Linking Renewable Energy and Rural Development


A new OECD report shows that producing renewable energy can stimulate rural economies when linked to local industries that already exist.

Using case studies assessing 16 regions in Europe, Canada and United States, the OECD report - Linking Renewable Energy to Rural Development - found that renewable energy (RE) deployment can provide hosting communities with some benefits, including:

New revenue sources: Increasing the tax base for improving service provision in rural communities, RE investments can also generate extra income for land owners and land-based activities, such as farmers and forest owners who integrate renewable energy production into their activities greatly diversifying their income sources.

New job and business opportunities: especially when a large number of actors is involved and when the RE activity is embedded in the local economy. Although RE tends to have a limited impact on local labour markets, it can create some valuable job opportunities for people in regions where there are otherwise limited employment opportunities.

Innovations in products, practices and policies in rural areas: In hosting RE, rural areas are the places where new technologies are tested, challenges first appear, and new policy approaches are trialed. Small and medium-sized enterprises are active in finding business niches as well as clients and valuable suppliers. Even when the basic technology is imported from outside the region, local actors often adapt it to local needs and potentials.

Capacity building and community empowerment: As actors become more specialised and accumulate skills in the new industry, their capacity to learn and innovate is enhanced. This dynamic has been observed both in regions where local communities fully support RE and in regions where the population is against potentially harmful developments.

Affordable energy: RE provides remote rural regions with the opportunity to produce their own energy (electricity and heat in particular), rather than importing conventional energy from outside. Being able to generate reliable and cheap energy can trigger economic development.

The OECD report cautions that producing wind, sun and biomass energy does increase rural tax bases and services, encourages local skills and innovation, and creates cheap energy, but regions should not neglect their traditional sources of jobs and growth.

For example, as most long-term employment related to renewable energy goes to international researchers and manufacturers, regions should ensure that renewable energy production does not have a negative impact on their more lucrative, and job-rich, sectors such as tourism.

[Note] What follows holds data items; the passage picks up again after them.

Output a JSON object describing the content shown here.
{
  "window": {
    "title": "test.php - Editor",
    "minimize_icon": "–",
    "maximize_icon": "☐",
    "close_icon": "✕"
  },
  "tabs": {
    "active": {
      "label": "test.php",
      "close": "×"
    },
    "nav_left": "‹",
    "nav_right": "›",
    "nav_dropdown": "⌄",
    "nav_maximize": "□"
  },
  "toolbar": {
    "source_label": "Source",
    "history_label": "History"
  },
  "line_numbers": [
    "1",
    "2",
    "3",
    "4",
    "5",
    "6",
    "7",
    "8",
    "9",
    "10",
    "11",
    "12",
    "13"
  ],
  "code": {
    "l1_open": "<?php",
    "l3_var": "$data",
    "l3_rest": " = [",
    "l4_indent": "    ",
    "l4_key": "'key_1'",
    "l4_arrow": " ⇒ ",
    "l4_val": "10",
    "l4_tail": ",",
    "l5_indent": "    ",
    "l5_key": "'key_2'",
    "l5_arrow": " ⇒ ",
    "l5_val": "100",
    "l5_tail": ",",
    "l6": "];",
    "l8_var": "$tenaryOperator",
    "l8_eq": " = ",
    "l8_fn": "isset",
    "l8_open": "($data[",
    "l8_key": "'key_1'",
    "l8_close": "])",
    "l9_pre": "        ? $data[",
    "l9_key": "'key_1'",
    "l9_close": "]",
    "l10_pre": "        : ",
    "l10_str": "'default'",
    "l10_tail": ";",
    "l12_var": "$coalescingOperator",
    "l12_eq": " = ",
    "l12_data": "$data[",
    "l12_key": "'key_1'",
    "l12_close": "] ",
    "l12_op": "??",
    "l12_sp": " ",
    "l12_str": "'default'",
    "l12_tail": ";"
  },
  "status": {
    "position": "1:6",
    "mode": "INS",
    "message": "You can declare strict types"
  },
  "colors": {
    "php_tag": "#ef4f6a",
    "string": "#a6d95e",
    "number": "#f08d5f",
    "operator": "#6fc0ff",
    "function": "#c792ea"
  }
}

Similarly, farmers and forest owners should see green energy as a way to diversify and augment their incomes, but not the sole source.

The OECD research also warns against high, long-term, renewable energy subsidies which drive up the cost of energy, encourage unnecessary destruction of farms and forests, and attract investors who will abandon their projects as soon as the levels come down.

Key challenges:

The report stresses that renewable energy policy is expected to deliver in three areas: energy security, climate change mitigation, and economic development (job creation). However, this is not always the case and there can be significant trade-offs among them.

For instance, large biomass heat and power plants can generate new employment opportunities in rural communities, but may have a negative CO2 balance due to land-use change and transportation of feedstock over relatively long distances.

Similarly RE is in most instances a capital-intensive activity, and energy as a whole represents a small share of employment in regional economies. Small-scale installations typically source labour and equipment from international suppliers, so the impact at the community level in terms of job creation is rather limited.

The OECD case studies are: Puglia and Abruzzo in Italy; Extremadura in Spain; Tromso in Sweden; Regions Sjaelland in Denmark; North Karelia in Finland; Mellestra Norland in Sweden; Scotland; Fryslân in the Netherlands; Québec and Prince Edward Island in Canada; Iowa, Oregon, Maine, Vermont and Tennessee in the United States.